Monument 3 is unique in Mesoamerican archaeology. Found on the western slope of the mound, it consists of a sculpture in the shape of a quatrefoil. It was formed of rammed earth, or sandy loam. The rammed earth was then coated with dark brown (nearly black) clay. The inner rim of the sculpture was painted with hematite red. The monument is 2.1 m in diameter

The La Blanca quatrefoil has a channel within the rim that probably carried water to the interior basin. The initial hypothesis is that the sculpture functioned as a locus of ritual in which water, or notions of fertility, were invoked. Such an idea is consistent with the quatrefoil shape, which in the Classic period iconography symbolizes a watery portal to the supernatural realm. Dating to approximately 850 B.C., the La Blanca sculpture appears to be the earliest example of a quatrefoil known in Mesoamerica.

The inclination of the external rings, the presence of the channel, as well as the concavity of the basin all suggest that Monument 3 was meant to contain liquid. Fluid would flow into the centre of the basin.
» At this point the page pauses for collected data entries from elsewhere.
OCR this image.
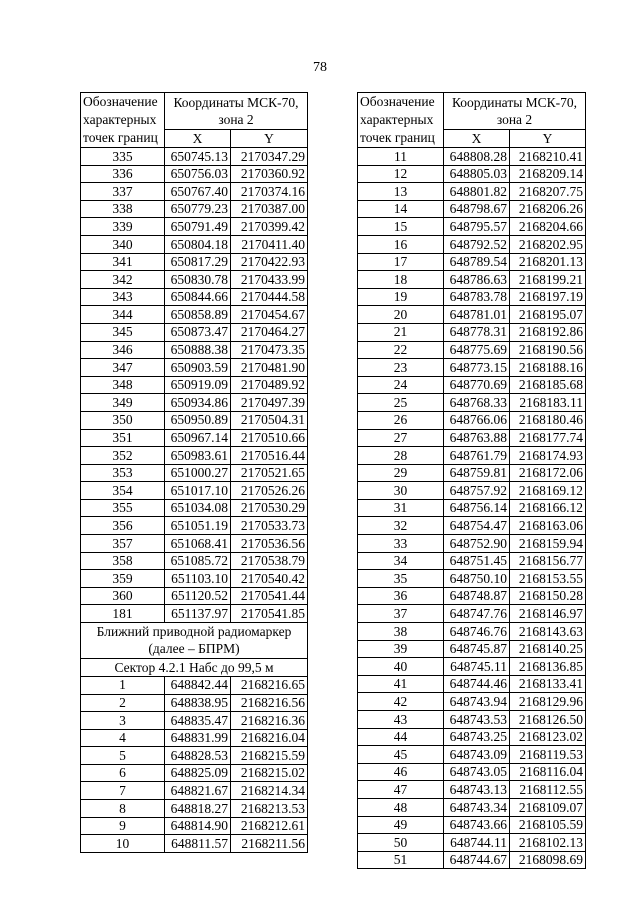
78
Обозначение характерных точек границ	Координаты МСК-70, зона 2	
	X	Y
335	650745.13	2170347.29
336	650756.03	2170360.92
337	650767.40	2170374.16
338	650779.23	2170387.00
339	650791.49	2170399.42
340	650804.18	2170411.40
341	650817.29	2170422.93
342	650830.78	2170433.99
343	650844.66	2170444.58
344	650858.89	2170454.67
345	650873.47	2170464.27
346	650888.38	2170473.35
347	650903.59	2170481.90
348	650919.09	2170489.92
349	650934.86	2170497.39
350	650950.89	2170504.31
351	650967.14	2170510.66
352	650983.61	2170516.44
353	651000.27	2170521.65
354	651017.10	2170526.26
355	651034.08	2170530.29
356	651051.19	2170533.73
357	651068.41	2170536.56
358	651085.72	2170538.79
359	651103.10	2170540.42
360	651120.52	2170541.44
181	651137.97	2170541.85
Ближний приводной радиомаркер (далее – БПРМ)		
Сектор 4.2.1 Набс до 99,5 м		
1	648842.44	2168216.65
2	648838.95	2168216.56
3	648835.47	2168216.36
4	648831.99	2168216.04
5	648828.53	2168215.59
6	648825.09	2168215.02
7	648821.67	2168214.34
8	648818.27	2168213.53
9	648814.90	2168212.61
10	648811.57	2168211.56
Обозначение характерных точек границ	Координаты МСК-70, зона 2	
	X	Y
11	648808.28	2168210.41
12	648805.03	2168209.14
13	648801.82	2168207.75
14	648798.67	2168206.26
15	648795.57	2168204.66
16	648792.52	2168202.95
17	648789.54	2168201.13
18	648786.63	2168199.21
19	648783.78	2168197.19
20	648781.01	2168195.07
21	648778.31	2168192.86
22	648775.69	2168190.56
23	648773.15	2168188.16
24	648770.69	2168185.68
25	648768.33	2168183.11
26	648766.06	2168180.46
27	648763.88	2168177.74
28	648761.79	2168174.93
29	648759.81	2168172.06
30	648757.92	2168169.12
31	648756.14	2168166.12
32	648754.47	2168163.06
33	648752.90	2168159.94
34	648751.45	2168156.77
35	648750.10	2168153.55
36	648748.87	2168150.28
37	648747.76	2168146.97
38	648746.76	2168143.63
39	648745.87	2168140.25
40	648745.11	2168136.85
41	648744.46	2168133.41
42	648743.94	2168129.96
43	648743.53	2168126.50
44	648743.25	2168123.02
45	648743.09	2168119.53
46	648743.05	2168116.04
47	648743.13	2168112.55
48	648743.34	2168109.07
49	648743.66	2168105.59
50	648744.11	2168102.13
51	648744.67	2168098.69
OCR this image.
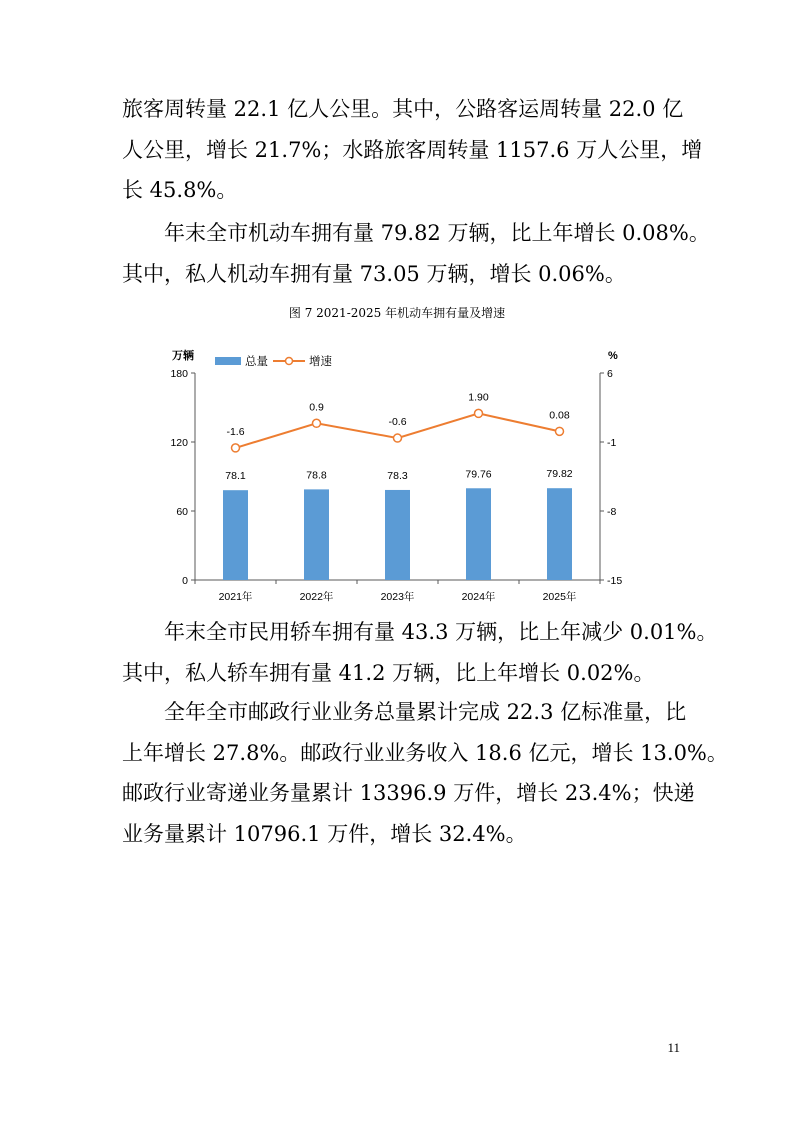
旅客周转量 22.1 亿人公里。其中，公路客运周转量 22.0 亿
人公里，增长 21.7%；水路旅客周转量 1157.6 万人公里，增
长 45.8%。
年末全市机动车拥有量 79.82 万辆，比上年增长 0.08%。
其中，私人机动车拥有量 73.05 万辆，增长 0.06%。
图 7 2021-2025 年机动车拥有量及增速
0
60
120
180
-15
-8
-1
6
万辆	%
总量	增速
78.1	78.8	78.3	79.76	79.82
2021年	2022年	2023年	2024年	2025年
-1.6
0.9
-0.6
1.90
0.08
年末全市民用轿车拥有量 43.3 万辆，比上年减少 0.01%。
其中，私人轿车拥有量 41.2 万辆，比上年增长 0.02%。
全年全市邮政行业业务总量累计完成 22.3 亿标准量，比
上年增长 27.8%。邮政行业业务收入 18.6 亿元，增长 13.0%。
邮政行业寄递业务量累计 13396.9 万件，增长 23.4%；快递
业务量累计 10796.1 万件，增长 32.4%。
11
The use of water-filled basins in Preclassic-period Oaxaca provides a useful parallel, because such rituals were employed in rites of divination.

==La Blanca figurines==
Abundance of hand-modeled ceramic figurines have been found at La Blanca.

A series of figurines from La Blanca bear the puffy facial features associated with the Potbelly sculpture tradition, as well as with the massive heads of the Monte Alto culture.

Some of the figurines have facial features that anticipate those of the Monte Alto heads and potbellies, including the closed eyes with puffy lids and swollen cheeks.